Kampf gegen von Steuerbetrug
Da Unternehmer die Umsatzsteuer zwar häufig in Rechnung stellen, diese aber oft nicht an die Finanzbehörde abführen, arbeitet die Kommission seit November 2006 an einer koordinierten Strategie für den Kampf gegen den Steuerbetrug und prüft Möglichkeiten zur Änderung des Mehrwertsteuersystems. In Österreich hat sich im Bauwesen etwa die Umkehrung der Steuerschuldnerschaft (Reverse-Charge-System) bewährt. Zudem schlägt die Kommission konventionelle Maßnahmen vor: weitere Meldepflichten, einheitliche Rechnungslegungsvorschriften und stärkere Verwaltungszusammenarbeit. Diese Fragen wird der ECOFIN-Rat unter slowenischer Präsidentschaft erörtern. Sollte eine positive Entscheidung über das von Österreich favorisierte Reverse Charge System fallen, ist in Österreich ein Pilotprojekt vorgesehen. Österreich unterstützt auch die Betrugsbekämpfung mit konventionellen Maßnahmen.

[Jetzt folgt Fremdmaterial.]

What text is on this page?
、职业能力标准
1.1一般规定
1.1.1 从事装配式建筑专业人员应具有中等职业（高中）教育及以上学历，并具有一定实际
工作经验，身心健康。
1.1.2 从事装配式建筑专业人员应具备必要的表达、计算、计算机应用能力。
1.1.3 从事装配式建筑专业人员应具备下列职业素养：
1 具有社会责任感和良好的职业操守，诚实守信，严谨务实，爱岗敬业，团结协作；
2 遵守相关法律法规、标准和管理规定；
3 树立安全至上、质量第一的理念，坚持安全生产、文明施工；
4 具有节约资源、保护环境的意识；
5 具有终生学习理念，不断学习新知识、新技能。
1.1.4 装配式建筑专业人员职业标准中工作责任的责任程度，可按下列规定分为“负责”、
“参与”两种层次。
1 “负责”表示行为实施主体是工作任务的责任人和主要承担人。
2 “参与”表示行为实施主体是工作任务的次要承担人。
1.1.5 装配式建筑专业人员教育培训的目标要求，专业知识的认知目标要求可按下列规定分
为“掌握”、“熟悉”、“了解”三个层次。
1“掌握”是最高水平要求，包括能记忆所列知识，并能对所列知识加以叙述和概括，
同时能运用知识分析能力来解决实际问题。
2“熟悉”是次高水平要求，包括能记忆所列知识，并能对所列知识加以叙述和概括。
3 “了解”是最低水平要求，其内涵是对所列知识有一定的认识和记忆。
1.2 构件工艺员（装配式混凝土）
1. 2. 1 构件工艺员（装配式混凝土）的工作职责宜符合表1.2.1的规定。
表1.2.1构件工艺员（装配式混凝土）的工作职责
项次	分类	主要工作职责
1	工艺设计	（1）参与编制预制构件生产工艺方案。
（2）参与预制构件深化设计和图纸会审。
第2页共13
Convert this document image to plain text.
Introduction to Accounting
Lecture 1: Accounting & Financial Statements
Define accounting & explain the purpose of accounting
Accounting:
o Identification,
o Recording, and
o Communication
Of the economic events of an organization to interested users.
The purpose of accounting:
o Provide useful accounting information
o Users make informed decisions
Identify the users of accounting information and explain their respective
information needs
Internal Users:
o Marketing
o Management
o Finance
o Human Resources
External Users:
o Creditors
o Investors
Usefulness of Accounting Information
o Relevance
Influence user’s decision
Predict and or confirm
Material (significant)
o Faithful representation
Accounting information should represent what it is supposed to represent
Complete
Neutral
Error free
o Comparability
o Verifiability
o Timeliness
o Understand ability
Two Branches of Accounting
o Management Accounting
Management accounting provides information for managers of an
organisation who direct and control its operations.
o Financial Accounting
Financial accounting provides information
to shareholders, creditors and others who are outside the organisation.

Einheitliche Körperschaftsteuer-Bemessungsgrundlage

Österreich unterstützt das Projekt einer gemeinsamen konsolidierten Körperschaftsteuer-Bemessungsgrundlage, zu der die Kommission nach vierjähriger Vorarbeit Ende 2008 einen Richtlinienvorschlag unterbreiten wird. Es geht um mehr Transparenz in den Besteuerungsregeln der Mitgliedstaaten sowie um geringere Kosten für Unternehmen und Verwaltung.

Zollfragen
Positiv sieht Österreich Bemühungen um einen gesamthaften, strategischen und strukturierten Ansatz für die künftige Rolle des Zolls auf nationaler und europäischer Ebene. Das weltweite Wachstum des Warenverkehrs der EU bringt neue Risken für die Union, Mitgliedstaaten und BürgerInnen. Beim Kampf gegen unfairen und illegalen Handel brauche es zugleich eine beschleunigte Zollabwicklung und verstärkte Kontrolle. Derzeit wird ein Zeitplan zur Umsetzung von Maßnahmen erarbeitet, die die Kommission im Herbst 2007 in Lissabon vorgeschlagen haben. Eine Mitteilung der Kommission wird für die erste Jahreshälfte 2008 erwartet.

Der ECOFIN-Rat will Reisefreigrenzen und -mengen im Zollrecht an die geplante Reiserichtlinie mit Steuerbefreiungen im grenzüberschreitenden privaten Reiseverkehr aus Drittländern angleichen. Diesbezügliche und andere Verordnungsänderungen hat die Kommission im Herbst 2007 vorgeschlagen. Nach Kritik Österreichs und anderer Mitgliedstaaten am hohen Verwaltungsaufwand und mangelnder Kohärenz hat der slowenische Vorsitz einen Kompromissvorschlag angekündigt.

Zur Anpassung des europäischen Zollrechts an die geänderten Rahmenbedingungen des internationalen Warenverkehrs zählen neben der elektronischen Zollabfertigung auch die Einrichtung von One Stop Shops für die Zollabfertigung - Österreich stimmt zu, sofern die Erhebungskosten fair abgegolten werden.

Österreich unterstützt auch eine Änderung der Amtshilfeverordnung in Zollangelegenheiten, die der intensiveren Zusammenarbeit der Mitgliedstaaten bei der Betrugsbekämpfung dient.